Cindy Struckman-Johnson helped pass the Prison Rape Elimination Act in 2003.
Cindy Struckman-Johnson helped pass the Prison Rape Elimination Act in 2003. | File photo

Cindy Struckman-Johnson was “flabbergasted” to find that a dearth of data on institutional rape required fieldwork on her part, but knew as a University of South Dakota social psychology researcher that the subject required study.

That was in the 1980s, when she was immersed in writing a book review about sexual assault of males. Struckman-Johnson had studied the subject in the context of college campuses but crossed a new threshold by deciding to document the incidence of rape in prisons.

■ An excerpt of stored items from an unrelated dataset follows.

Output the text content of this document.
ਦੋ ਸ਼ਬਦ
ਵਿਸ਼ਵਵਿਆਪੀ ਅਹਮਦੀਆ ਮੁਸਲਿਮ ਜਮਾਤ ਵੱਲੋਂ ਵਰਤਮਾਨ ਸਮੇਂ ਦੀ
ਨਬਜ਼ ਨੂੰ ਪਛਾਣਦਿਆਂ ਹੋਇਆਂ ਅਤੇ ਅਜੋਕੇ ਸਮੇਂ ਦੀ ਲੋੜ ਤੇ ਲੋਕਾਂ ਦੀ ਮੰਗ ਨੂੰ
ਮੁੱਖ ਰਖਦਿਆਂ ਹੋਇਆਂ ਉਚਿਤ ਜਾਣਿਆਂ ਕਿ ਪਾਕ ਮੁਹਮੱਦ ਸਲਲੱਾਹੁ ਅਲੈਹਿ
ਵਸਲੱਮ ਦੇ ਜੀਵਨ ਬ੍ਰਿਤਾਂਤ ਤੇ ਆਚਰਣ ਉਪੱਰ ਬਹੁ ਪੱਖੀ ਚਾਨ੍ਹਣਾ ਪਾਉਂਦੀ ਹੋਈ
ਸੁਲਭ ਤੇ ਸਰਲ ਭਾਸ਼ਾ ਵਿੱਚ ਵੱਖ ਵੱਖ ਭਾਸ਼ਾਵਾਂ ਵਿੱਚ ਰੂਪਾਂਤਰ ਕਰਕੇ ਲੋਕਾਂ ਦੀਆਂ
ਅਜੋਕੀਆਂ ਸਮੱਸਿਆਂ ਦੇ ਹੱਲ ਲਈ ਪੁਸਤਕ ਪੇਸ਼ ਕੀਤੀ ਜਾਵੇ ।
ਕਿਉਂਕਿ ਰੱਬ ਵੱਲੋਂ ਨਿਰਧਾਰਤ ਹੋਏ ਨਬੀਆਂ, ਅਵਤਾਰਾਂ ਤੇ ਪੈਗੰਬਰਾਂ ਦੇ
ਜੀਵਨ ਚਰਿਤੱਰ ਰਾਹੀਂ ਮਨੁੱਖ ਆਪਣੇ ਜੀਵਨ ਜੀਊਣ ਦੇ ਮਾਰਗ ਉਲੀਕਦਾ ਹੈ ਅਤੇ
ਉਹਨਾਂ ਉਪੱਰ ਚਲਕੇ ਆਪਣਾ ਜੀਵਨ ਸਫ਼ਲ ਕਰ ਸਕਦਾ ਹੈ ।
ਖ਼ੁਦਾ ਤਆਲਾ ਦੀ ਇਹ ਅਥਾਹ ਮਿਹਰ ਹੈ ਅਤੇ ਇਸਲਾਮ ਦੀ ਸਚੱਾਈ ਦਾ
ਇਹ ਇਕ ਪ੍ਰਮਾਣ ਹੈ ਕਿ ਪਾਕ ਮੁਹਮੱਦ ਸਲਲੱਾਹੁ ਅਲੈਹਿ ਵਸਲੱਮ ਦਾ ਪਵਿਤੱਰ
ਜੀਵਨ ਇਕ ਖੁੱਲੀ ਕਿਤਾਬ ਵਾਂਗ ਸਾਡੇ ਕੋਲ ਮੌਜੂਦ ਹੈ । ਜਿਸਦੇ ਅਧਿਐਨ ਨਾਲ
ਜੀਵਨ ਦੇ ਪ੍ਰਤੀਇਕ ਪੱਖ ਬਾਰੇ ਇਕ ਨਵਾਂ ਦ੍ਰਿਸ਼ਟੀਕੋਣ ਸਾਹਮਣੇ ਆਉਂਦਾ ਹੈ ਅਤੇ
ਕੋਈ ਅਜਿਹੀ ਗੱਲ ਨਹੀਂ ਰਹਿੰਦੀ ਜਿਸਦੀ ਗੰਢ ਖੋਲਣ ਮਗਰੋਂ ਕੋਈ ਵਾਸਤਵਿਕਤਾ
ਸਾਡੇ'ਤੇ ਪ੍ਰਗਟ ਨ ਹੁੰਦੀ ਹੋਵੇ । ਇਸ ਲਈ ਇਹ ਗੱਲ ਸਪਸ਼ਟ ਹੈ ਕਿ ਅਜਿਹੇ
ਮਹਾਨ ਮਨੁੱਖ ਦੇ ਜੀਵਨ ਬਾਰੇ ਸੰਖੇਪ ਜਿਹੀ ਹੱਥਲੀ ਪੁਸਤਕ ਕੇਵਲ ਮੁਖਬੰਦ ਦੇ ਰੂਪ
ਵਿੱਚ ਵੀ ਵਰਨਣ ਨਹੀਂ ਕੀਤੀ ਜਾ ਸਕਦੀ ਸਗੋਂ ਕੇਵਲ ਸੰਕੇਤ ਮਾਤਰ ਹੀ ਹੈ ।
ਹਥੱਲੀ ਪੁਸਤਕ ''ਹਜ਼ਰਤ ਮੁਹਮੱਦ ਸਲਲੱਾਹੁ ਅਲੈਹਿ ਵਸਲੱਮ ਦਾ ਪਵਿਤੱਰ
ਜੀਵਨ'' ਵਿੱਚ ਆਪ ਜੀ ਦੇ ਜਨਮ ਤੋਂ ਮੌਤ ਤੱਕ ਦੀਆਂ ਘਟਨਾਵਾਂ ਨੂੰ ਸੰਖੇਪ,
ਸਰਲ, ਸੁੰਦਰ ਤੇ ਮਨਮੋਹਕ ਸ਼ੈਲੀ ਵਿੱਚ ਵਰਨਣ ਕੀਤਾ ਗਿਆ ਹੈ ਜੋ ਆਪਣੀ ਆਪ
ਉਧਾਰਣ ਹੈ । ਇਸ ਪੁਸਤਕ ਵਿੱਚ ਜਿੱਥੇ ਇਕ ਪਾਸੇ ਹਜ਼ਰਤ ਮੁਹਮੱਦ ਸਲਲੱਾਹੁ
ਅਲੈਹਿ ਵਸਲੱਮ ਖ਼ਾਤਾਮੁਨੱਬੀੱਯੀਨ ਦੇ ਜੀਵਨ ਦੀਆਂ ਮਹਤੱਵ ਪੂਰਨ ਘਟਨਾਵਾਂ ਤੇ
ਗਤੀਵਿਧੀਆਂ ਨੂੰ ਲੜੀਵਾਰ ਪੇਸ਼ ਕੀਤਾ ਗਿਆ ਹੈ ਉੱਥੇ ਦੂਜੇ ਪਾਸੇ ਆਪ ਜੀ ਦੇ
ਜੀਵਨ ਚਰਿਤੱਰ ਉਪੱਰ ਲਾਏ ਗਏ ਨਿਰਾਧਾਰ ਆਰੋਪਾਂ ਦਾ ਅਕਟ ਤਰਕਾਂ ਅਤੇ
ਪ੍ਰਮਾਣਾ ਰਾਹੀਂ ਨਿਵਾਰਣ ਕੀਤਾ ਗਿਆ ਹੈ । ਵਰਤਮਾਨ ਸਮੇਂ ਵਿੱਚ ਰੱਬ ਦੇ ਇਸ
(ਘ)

The faculty member was not squeamish, having previously written about controversial subjects. When she recently assessed the relationship between sexuality and vehicles, she said “Sex and cars have gone together since the car was invented.”

Her prison rape study followed a wide arc, lasting decades and charting her path as an advocate for prison safety. She and her colleagues surveyed Nebraska correctional facilities to find that more than one fifth of male inmates questioned reported unwanted sexual contact, while one-10th experienced oral or anal rape. (Comparatively, only 7 percent of female prisoners reported unwanted contact, while 52 percent noted anal or vaginal rape.)

Struckman-Johnson subsequently expanded her research, helped to pass the Prison Rape Elimination Act in 2003, and became instrumental in achieving national standards to reduce prison rape, serving a five-year commission membership until 2009 and remaining involved.

The academic pioneer views herself as an advocate rather than an activist, stating that while she remains part of a watchdog group, she is primarily a researcher — but one that’s unafraid to confront taboos.

“I tell my students that you are never going to know about something unless you ask the hard questions,” she said.